Y así fue. El bus esperó un poco su turno y entró en el transbordador que los cruzaría por el mar entre la Isla Grande y el puerto. Cuando el bus empezó a moverse de nuevo, Pancho se puso de pie para observar mejor lo que estaba ocurriendo. Entonces el abuelo le preguntó si le gustaría bajarse del bus.

—Sí, abuelo —contestó Pancho muy entusiasmado.

Bajaron y se instalaron a un costado, en las barandas del transbordador. Desde allí las luces del puerto se veían a los lejos en impresionante cantidad y luminosidad. La luz de la Isla Grande era más amarillenta y tenue, pues tenía un antiguo sistema de alumbrado.

Lentamente, el transbordador se deslizó atravesando las tranquilas aguas. El viento helado hacía doler la piel de los rostros y el abuelo se cruzó su bufanda tapándose la boca y la nariz. Pancho, a su vez, se subió el cuello del chaquetón y se metió las manos en los bolsillos. Fijos los ojos en las aguas, el muchacho permanecía en un desacostumbrado silencio.

De pronto, el abuelo le preguntó:

—¿Te ocurrió algo, hijo, en la casa de doña Gracia?

—Sí —dijo Pancho— así es—. Y sin levantar los ojos agregó—: Conocí a mi madre, es decir, vi su fotografía.

El abuelo no dijo nada, perdió su mirada en las pocas estrellas que brillaban en el cielo.

La navegación duró alrededor de una hora. Vueltos los pasajeros al bus, éste salió del transbordador como Jonás del vientre de la ballena. Unos veinte minutos más y estaban en el terminal del puerto.

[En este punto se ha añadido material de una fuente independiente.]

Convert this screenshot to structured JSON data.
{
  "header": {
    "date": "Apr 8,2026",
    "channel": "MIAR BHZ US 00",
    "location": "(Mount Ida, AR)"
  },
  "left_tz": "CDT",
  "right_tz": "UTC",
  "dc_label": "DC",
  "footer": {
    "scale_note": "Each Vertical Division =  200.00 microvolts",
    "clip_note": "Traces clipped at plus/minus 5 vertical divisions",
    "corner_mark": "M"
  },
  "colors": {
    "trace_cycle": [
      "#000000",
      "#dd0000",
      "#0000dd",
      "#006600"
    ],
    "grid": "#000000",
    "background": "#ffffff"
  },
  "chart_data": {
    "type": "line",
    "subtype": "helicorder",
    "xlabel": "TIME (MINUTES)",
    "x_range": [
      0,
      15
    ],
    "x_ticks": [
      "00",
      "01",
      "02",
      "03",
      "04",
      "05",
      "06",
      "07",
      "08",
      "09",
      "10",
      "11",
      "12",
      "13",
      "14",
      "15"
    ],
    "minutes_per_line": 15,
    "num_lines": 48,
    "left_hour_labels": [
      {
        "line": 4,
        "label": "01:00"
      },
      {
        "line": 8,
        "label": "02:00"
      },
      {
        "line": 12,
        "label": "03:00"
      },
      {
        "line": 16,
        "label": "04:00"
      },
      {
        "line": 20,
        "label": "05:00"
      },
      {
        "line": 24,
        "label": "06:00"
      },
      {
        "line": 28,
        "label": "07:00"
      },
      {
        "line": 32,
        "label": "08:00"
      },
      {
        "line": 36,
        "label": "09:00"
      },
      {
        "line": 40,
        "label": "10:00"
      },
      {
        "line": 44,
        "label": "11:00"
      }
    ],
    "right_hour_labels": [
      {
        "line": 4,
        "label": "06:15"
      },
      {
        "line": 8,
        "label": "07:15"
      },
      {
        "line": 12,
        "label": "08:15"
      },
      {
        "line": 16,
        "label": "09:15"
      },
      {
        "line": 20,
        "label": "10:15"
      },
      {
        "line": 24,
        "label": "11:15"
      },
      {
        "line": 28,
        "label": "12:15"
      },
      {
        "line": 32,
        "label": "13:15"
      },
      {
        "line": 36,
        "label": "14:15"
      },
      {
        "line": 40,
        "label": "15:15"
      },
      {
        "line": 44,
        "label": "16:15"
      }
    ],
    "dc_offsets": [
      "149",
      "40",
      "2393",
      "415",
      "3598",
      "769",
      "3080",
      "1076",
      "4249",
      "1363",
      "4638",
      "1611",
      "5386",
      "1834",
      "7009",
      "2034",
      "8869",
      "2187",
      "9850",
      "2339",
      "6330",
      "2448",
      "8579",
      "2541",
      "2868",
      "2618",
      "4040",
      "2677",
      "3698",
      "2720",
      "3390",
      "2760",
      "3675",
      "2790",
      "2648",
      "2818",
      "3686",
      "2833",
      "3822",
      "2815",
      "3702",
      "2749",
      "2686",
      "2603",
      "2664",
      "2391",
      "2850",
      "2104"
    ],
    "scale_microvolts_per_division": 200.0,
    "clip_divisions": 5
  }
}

La noche estaba fría y húmeda.

—Iremos hacia las cocinerías —dijo el abuelo tomando a Pancho por el hombro.

Caminaron unas cuadras y estuvieron en el lugar. Era un sitio muy pintoresco: una larga fila de casetas pegadas unas con otras, cada una de las cuales era una cocinería donde se preparaban platos típicos de pescados y mariscos. Dos o tres mesitas muy sencillas con algunas bancas por asientos. Modesto servicio y exquisita comida. En la puerta de cada cocinería estaba una mesonera que gritaba las especialidades invitando a los clientes a pasar. Todos los vidrios de la ventana estaban escritos con el menú y la oferta del día.

Sentados frente a dos humeantes platos de greda que contenían una sabrosa sopa marinera, estaban los dos viajeros.

Más tarde, encaminaron sus pasos por las calles laterales del mercado hasta llegar a una modesta vivienda que en la parte alta del frontis decía: “Pensión Reyes”. El abuelo saludó al hombre, que abrió la puerta y que después de unas breves palabras y de recibir el dinero por el alojamiento, los hizo pasar a una habitación de dos camas. El viejo se quitó la bufanda, el gorro y el chaquetón mientras Pancho lo observaba distraído.

—¿Quieres pasar al baño, Pancho? —preguntó el abuelo.

—Sí, señor, vamos los dos —fue la respuesta.

De vuelta en la pieza, se desvistieron y se metieron en las camas.

—Bueno, dime, hijo ¿qué te pareció la comida? Buen marisco, bien preparado.

—Sí, abuelo, yo, la verdad, tenía mucha hambre —dijo el niño, sonriendo al abuelo.

—Debemos dormir, pues mañana tenemos mucho que hacer. Nos levantaremos bien temprano.

Haciendo un gracioso gesto de afirmación, Pancho se bajó de la cama para apagar la luz. La sensación del interruptor como algo mágico, lo motivó a volver a prenderla y otra vez a apagarla. Fue el piso de heladas baldosas lo que lo obligó a apurar la vuelta a la cama. El abuelo, sin mirarlo, alegró su corazón al sentir que su nieto era el mismo Pancho travieso de siempre.